In subsection B, Thomas claims that affirmative action goals must be measurable. After observing that both universities were perfectly willing to participate in racial discrimination against people of color before affirmative action, he remarks that their “histories hardly recommend them as trustworthy arbiters of whether racial discrimination is necessary to achieve educational goals” (28). He goes on to say that “universities wishing to discriminate based on race in admissions must articulate and justify a compelling and measurable state interest based on concrete evidence,” though he “doubt[s] any will be able to do so” (29).
In subsection C, he elaborates further: “Our precedents explicitly require that any attempt to compensate victims of past governmental discrimination must be concrete and traceable to the de jure segregated system, which must have some discrete and continuing discriminatory effect that warrants a present remedy” (31). Therefore, Harvard and the University of North Carolina’s affirmative action efforts fail to pass muster because neither of them “have even attempted to explain how their current racially discriminatory programs [affirmative action admissions policies] are even remotely traceable to their past discriminatory conduct.” In other words, rather than anticipate the good they might do in the future by including students of color, these colleges and universities would be better served by taking stock of the harm they have caused in the past by excluding them.
Of course, Justice Thomas’s insistence on the “colorblind university” suggests that he does not take seriously the color-conscious conversations around reparations taking place across the country, but it seems to me that he has thrown the gauntlet at the feet of those who do. It is also an invitation for those of us who have not taken those conversations seriously enough to take them more seriously as well. There has been a great deal of research on and books and articles published about the ways in which some elite colleges and universities profited directly from slavery while others profited indirectly, most notably Craig Steven Wilder’s Ebony and Ivy: Race, Slavery, and the Troubled History of America’s Universities.

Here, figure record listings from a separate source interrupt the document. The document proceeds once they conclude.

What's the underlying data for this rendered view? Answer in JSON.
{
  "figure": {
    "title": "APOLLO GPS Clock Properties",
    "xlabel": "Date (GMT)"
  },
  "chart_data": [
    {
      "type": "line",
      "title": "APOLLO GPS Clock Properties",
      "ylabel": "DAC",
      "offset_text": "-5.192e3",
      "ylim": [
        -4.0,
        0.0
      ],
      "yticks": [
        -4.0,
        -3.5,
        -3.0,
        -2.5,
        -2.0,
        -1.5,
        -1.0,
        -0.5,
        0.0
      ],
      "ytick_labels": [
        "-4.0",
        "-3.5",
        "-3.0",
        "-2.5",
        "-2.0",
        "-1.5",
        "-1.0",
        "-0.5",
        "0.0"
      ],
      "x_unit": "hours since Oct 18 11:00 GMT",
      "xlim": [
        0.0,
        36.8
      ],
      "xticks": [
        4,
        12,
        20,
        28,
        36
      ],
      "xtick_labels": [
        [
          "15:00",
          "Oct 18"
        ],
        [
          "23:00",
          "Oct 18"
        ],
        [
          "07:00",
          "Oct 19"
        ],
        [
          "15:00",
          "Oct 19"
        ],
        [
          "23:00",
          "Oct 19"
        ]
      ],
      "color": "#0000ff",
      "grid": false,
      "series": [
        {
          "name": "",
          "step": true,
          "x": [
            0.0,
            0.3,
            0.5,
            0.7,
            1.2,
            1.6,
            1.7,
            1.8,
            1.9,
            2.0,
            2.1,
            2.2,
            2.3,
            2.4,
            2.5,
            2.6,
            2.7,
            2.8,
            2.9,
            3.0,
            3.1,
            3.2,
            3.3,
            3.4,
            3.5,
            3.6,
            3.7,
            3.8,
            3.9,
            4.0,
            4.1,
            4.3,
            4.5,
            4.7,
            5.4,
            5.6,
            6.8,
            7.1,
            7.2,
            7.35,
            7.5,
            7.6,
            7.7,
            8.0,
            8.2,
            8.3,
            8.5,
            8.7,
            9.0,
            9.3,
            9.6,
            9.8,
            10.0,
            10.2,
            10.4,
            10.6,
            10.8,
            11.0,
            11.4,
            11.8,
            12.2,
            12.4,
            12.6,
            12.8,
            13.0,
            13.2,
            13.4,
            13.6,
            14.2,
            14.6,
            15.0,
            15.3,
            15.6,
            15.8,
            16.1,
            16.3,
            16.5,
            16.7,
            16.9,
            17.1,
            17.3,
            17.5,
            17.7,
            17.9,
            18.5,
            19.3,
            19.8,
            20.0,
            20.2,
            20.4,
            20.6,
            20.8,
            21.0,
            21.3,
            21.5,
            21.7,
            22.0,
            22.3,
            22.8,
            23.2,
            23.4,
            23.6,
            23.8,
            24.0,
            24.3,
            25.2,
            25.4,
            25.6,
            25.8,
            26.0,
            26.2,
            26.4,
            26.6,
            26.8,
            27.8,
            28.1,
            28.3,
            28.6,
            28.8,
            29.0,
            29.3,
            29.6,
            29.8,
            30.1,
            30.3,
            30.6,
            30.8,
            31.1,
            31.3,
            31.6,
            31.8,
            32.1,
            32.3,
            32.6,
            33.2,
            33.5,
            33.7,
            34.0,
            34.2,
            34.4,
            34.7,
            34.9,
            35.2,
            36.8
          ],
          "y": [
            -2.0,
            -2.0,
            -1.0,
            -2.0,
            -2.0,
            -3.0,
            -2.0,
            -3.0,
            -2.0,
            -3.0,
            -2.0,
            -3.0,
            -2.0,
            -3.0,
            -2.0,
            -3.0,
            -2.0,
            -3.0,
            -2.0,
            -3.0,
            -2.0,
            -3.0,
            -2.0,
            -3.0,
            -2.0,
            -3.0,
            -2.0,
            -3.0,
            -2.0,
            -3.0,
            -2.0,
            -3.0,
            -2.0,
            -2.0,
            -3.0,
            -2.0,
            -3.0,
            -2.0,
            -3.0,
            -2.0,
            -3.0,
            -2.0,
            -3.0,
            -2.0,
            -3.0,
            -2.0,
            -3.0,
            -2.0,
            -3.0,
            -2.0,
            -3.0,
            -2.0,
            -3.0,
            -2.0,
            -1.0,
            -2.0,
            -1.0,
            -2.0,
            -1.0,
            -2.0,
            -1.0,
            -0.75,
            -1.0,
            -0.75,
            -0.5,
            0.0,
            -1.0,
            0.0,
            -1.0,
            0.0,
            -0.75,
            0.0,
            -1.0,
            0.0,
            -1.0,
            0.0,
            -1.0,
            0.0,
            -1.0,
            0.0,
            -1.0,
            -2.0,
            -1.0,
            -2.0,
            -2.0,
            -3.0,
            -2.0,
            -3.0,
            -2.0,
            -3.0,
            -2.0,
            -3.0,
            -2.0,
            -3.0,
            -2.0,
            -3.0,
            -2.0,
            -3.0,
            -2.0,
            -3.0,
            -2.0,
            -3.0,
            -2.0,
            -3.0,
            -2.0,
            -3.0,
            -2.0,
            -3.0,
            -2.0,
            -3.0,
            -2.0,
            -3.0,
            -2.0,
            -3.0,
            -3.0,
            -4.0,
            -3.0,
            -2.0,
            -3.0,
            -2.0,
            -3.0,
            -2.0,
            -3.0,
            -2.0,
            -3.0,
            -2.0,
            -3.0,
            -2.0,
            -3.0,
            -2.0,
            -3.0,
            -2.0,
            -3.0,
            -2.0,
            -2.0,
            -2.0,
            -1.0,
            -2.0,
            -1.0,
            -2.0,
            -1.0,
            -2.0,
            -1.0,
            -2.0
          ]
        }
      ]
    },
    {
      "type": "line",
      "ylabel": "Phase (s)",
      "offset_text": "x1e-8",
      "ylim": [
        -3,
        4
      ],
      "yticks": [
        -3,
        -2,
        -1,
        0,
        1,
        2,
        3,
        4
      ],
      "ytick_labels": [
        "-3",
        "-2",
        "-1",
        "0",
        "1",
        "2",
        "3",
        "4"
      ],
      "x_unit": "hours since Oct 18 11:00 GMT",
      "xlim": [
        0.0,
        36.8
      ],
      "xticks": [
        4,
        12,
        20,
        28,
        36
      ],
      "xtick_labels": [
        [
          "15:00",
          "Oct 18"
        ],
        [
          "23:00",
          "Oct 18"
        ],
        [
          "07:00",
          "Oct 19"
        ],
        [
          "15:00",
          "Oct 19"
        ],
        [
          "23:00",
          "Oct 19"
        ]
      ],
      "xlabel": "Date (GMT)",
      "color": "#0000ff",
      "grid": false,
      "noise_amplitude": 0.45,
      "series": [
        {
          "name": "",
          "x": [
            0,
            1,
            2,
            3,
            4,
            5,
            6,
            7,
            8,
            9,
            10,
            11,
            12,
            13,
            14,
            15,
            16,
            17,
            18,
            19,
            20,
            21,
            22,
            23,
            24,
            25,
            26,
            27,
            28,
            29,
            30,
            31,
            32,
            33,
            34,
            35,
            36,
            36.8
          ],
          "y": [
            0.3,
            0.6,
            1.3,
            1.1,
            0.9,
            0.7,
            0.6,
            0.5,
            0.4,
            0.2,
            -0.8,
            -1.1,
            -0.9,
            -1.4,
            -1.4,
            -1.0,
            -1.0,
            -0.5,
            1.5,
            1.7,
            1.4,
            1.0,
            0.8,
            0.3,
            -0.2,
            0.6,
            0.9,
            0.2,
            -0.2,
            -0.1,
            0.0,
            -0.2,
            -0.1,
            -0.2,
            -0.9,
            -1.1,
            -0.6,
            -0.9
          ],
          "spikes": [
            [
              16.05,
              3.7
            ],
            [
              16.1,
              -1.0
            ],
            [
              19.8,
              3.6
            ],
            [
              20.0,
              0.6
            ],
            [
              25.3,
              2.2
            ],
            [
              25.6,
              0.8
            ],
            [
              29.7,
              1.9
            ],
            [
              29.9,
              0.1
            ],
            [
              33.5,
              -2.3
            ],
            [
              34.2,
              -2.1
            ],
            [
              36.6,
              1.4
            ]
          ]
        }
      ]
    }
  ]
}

Many of these institutions also provided the intellectual and ideological framework supporting Jim Crow segregation up to the Civil Rights era, a topic explored in texts like John David Smith’s The Dunning School: Historians, Race, and the Meaning of Reconstruction. The Dunning School was named after the professor at Columbia, William Archibald Dunning, whose characterization of Reconstruction as an abysmal failure and his romance of the antebellum South provided the intellectual cover for the likes of Thomas Dixon, whose books inspired D. W. Griffith’s blockbuster film The Birth of A Nation, as well as Margaret Mitchell, who penned Gone with the Wind. Her bestselling novel was also made into a blockbuster film that many critics considered the greatest film of all time until recently. We have only begun to reckon with the damage that has been done by institutions that were indeed “alive” and benefitted from slavery and Jim Crow segregation, and now Justice Thomas may have given that work new urgency and legitimacy.
It is somewhat ironic to think that Justice Thomas may have more in common with the likes of Ariana González Stokas, whose book Reparative Universities comes just in time for this very conversation, than he or many of us would have supposed before he wrote his opinion.
Mark S. James is associate professor of English at Molloy University, president of Molloy’s AAUP chapter, a member of the AAUP’s Committee A on Academic Freedom and Tenure, and a contributing editor for Academe Blog.